Le cas : un résultat décevant
L'objectif fixé pour une compétition n'a pas été atteint.
Conseils
1. détournement de l'attention Concentrez-vous toujours sur les aspects positifs. "Si vous ne faites attention qu'aux problèmes, vous ne verrez que des problèmes et vous aurez plus de problèmes", explique le coach mental Clemens Maria Mohr.
2. objectif L'analyse d'une compétition peut être différente selon les objectifs que l'on a définis au préalable. Il est plutôt déconseillé de viser une position précise - mieux vaut fixer une limite de temps réaliste avec suffisamment de flexibilité. Les valeurs personnelles devraient servir de référence.
3. analyse différenciée Si l'on n'atteint pas ses objectifs, un athlète bien entraîné mentalement trouve tout de même une issue à la déception pure et simple. "C'est comme un match de football entre jeunes : soit on ne voit que le mauvais résultat final - soit les nombreux petits détails comme les dribbles ou les passes qui se sont déjà beaucoup améliorés", explique Babett Lobinger, psychologue du sport. Même des compétitions prétendument plus faibles peuvent ainsi être assimilées avec de bons sentiments.
Le cas : la peur est de la partie
Les descentes ou les champs de coureurs plus importants provoquent de l'anxiété.
Conseils
1. accepter les peurs Le vélo de course est un sport dangereux - mais la peur peut le rendre encore plus dangereux si elle influence l'attention au point de commettre des erreurs de conduite à cause de la nervosité. "Il ne s'agit pas d'éliminer les peurs, mais de les prendre au sérieux et de les gérer de manière positive", explique Babett Lobinger.
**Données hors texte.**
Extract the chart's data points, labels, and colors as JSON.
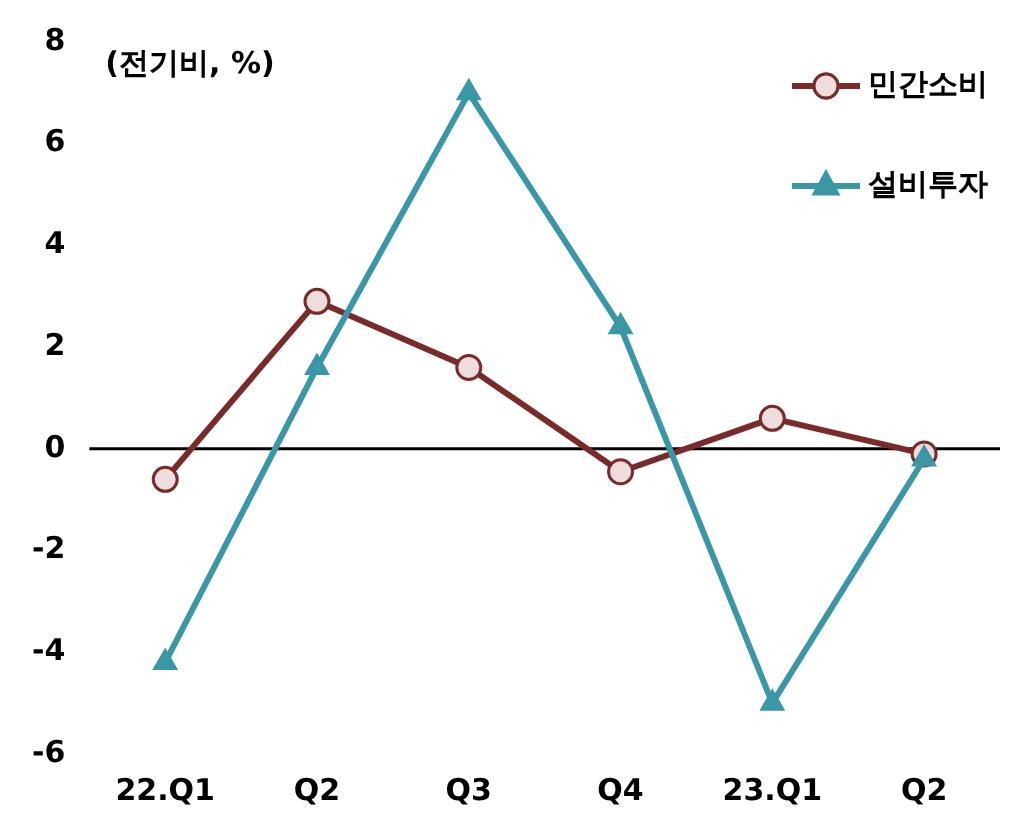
{
  "chart_data": {
    "type": "line",
    "categories": [
      "22.Q1",
      "Q2",
      "Q3",
      "Q4",
      "23.Q1",
      "Q2"
    ],
    "series": [
      {
        "name": "민간소비",
        "color": "#7b2a2a",
        "marker": "circle",
        "values": [
          -0.6,
          2.9,
          1.6,
          -0.45,
          0.6,
          -0.1
        ]
      },
      {
        "name": "설비투자",
        "color": "#3a97a6",
        "marker": "triangle",
        "values": [
          -4.2,
          1.6,
          7.0,
          2.4,
          -5.0,
          -0.2
        ]
      }
    ],
    "ylim": [
      -6,
      8
    ],
    "yticks": [
      -6,
      -4,
      -2,
      0,
      2,
      4,
      6,
      8
    ],
    "grid": false,
    "legend": "top right",
    "ref_lines": [
      {
        "axis": "y",
        "value": 0,
        "color": "#000000"
      }
    ],
    "annotations": [
      "(전기비, %)"
    ]
  }
}
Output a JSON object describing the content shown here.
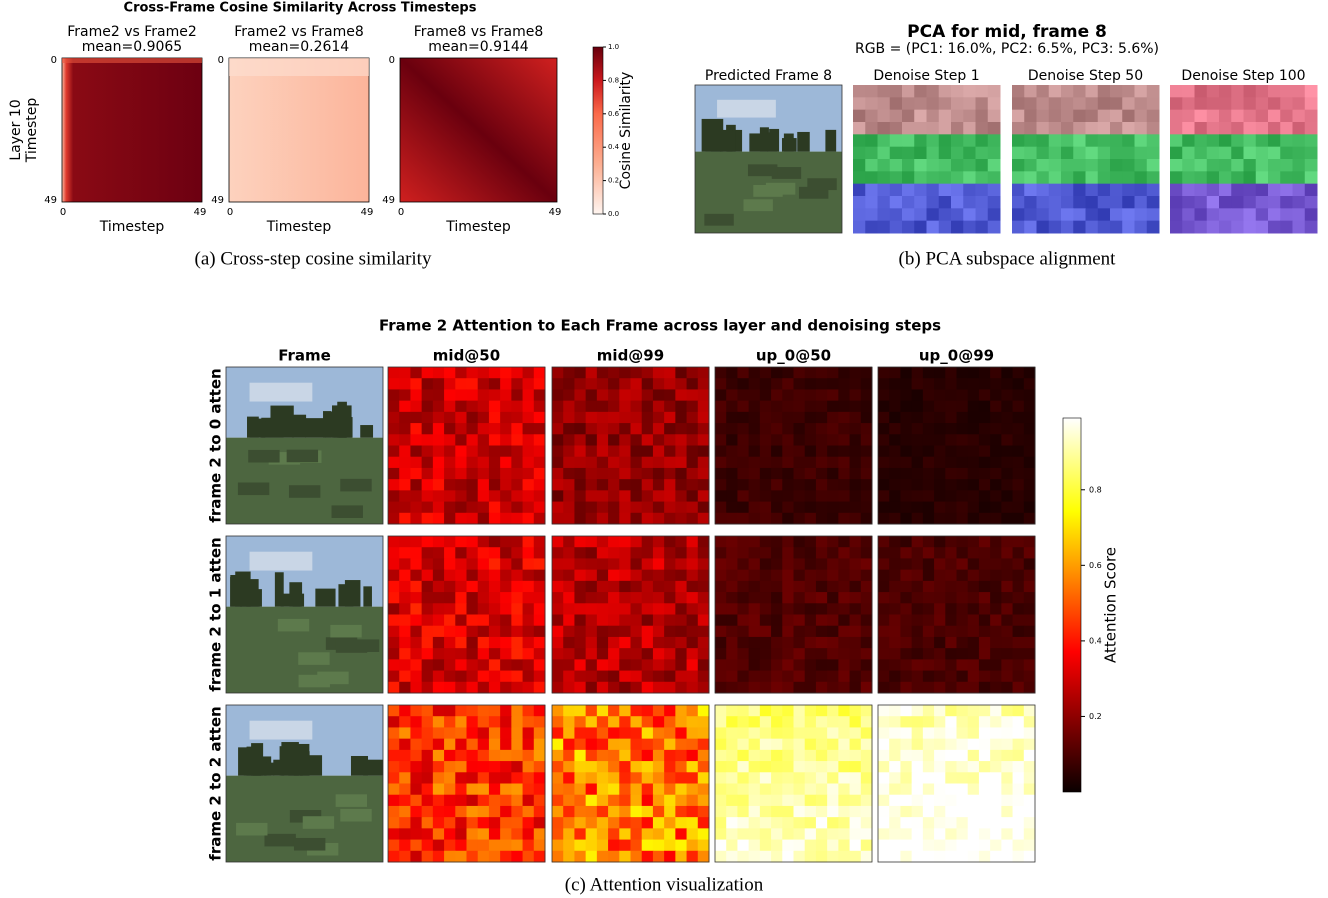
{
  "panel_a": {
    "title": "Cross-Frame Cosine Similarity Across Timesteps",
    "subplots": [
      {
        "title": "Frame2 vs Frame2",
        "mean": "mean=0.9065"
      },
      {
        "title": "Frame2 vs Frame8",
        "mean": "mean=0.2614"
      },
      {
        "title": "Frame8 vs Frame8",
        "mean": "mean=0.9144"
      }
    ],
    "y_label": [
      "Layer 10",
      "Timestep"
    ],
    "x_label": "Timestep",
    "axis_ticks": [
      0,
      49
    ],
    "colorbar": {
      "label": "Cosine Similarity",
      "lim": [
        0,
        1
      ],
      "ticks": [
        {
          "value": 0,
          "label": "0.0"
        },
        0.2,
        0.4,
        0.6,
        0.8,
        {
          "value": 1,
          "label": "1.0"
        }
      ]
    },
    "caption": "(a) Cross-step cosine similarity"
  },
  "panel_b": {
    "title": "PCA for mid, frame 8",
    "subtitle": "RGB = (PC1: 16.0%, PC2: 6.5%, PC3: 5.6%)",
    "images": [
      "Predicted Frame 8",
      "Denoise Step 1",
      "Denoise Step 50",
      "Denoise Step 100"
    ],
    "caption": "(b) PCA subspace alignment"
  },
  "panel_c": {
    "title": "Frame 2 Attention to Each Frame across layer and denoising steps",
    "columns": [
      "Frame",
      "mid@50",
      "mid@99",
      "up_0@50",
      "up_0@99"
    ],
    "rows": [
      "frame 2 to 0 atten",
      "frame 2 to 1 atten",
      "frame 2 to 2 atten"
    ],
    "colorbar": {
      "label": "Attention Score",
      "lim": [
        0,
        0.99
      ],
      "ticks": [
        0.2,
        0.4,
        0.6,
        0.8
      ]
    },
    "caption": "(c) Attention visualization"
  }
}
2. l'accoutumance En principe, un entraînement à long terme s'impose pour gérer de tels facteurs de stress - par exemple, des courses d'entraînement dans un petit groupe à l'entraînement, où l'on se bagarre aussi parfois, ou le plus grand nombre possible de descentes avant une course alpine.
3. soutien psychologique Certaines peurs ont des causes très différentes et des conséquences plus graves, comme les cauchemars. Dans ce cas, l'experte Lobinger conseille des entretiens psychologiques ciblés. C'est surtout après des expériences traumatisantes, par exemple après une chute, qu'une intervention psychologique spécialisée peut apporter un soulagement, par exemple à l'aide de l'hypnose ou de la technique EMDR qui vise, par le biais du mouvement des pupilles, à une nouvelle organisation des souvenirs enregistrés et des émotions associées.
Le cas : l'homme au marteau
Chute soudaine des performances en compétition.
Conseils
1. acceptation Les crises font partie du sport - la question est de savoir comment gérer le "point mort". Grâce à des outils d'entraînement mental, il est possible d'ancrer des techniques qui fonctionnent également en cas d'urgence.
2. dialogue avec soi-même et routines En cas de crise, il est par exemple possible de se motiver soi-même en recourant à une routine sûre, en choisissant une cadence de pédalage particulière pour se sentir bien ou en sortant une barre de céréales spéciale de son sac. "Il serait faux de ne pas penser à ce point mort - il s'agit plutôt de le gérer comme un invité indésirable qui sonne soudainement à la porte", explique Babett Lobinger, psychologue du sport.
3. entraînement dans des conditions de compétition
Il est plus facile de gérer les crises en compétition si l'on a déjà vécu de telles situations à l'entraînement et que l'on s'est entraîné à y répondre mentalement.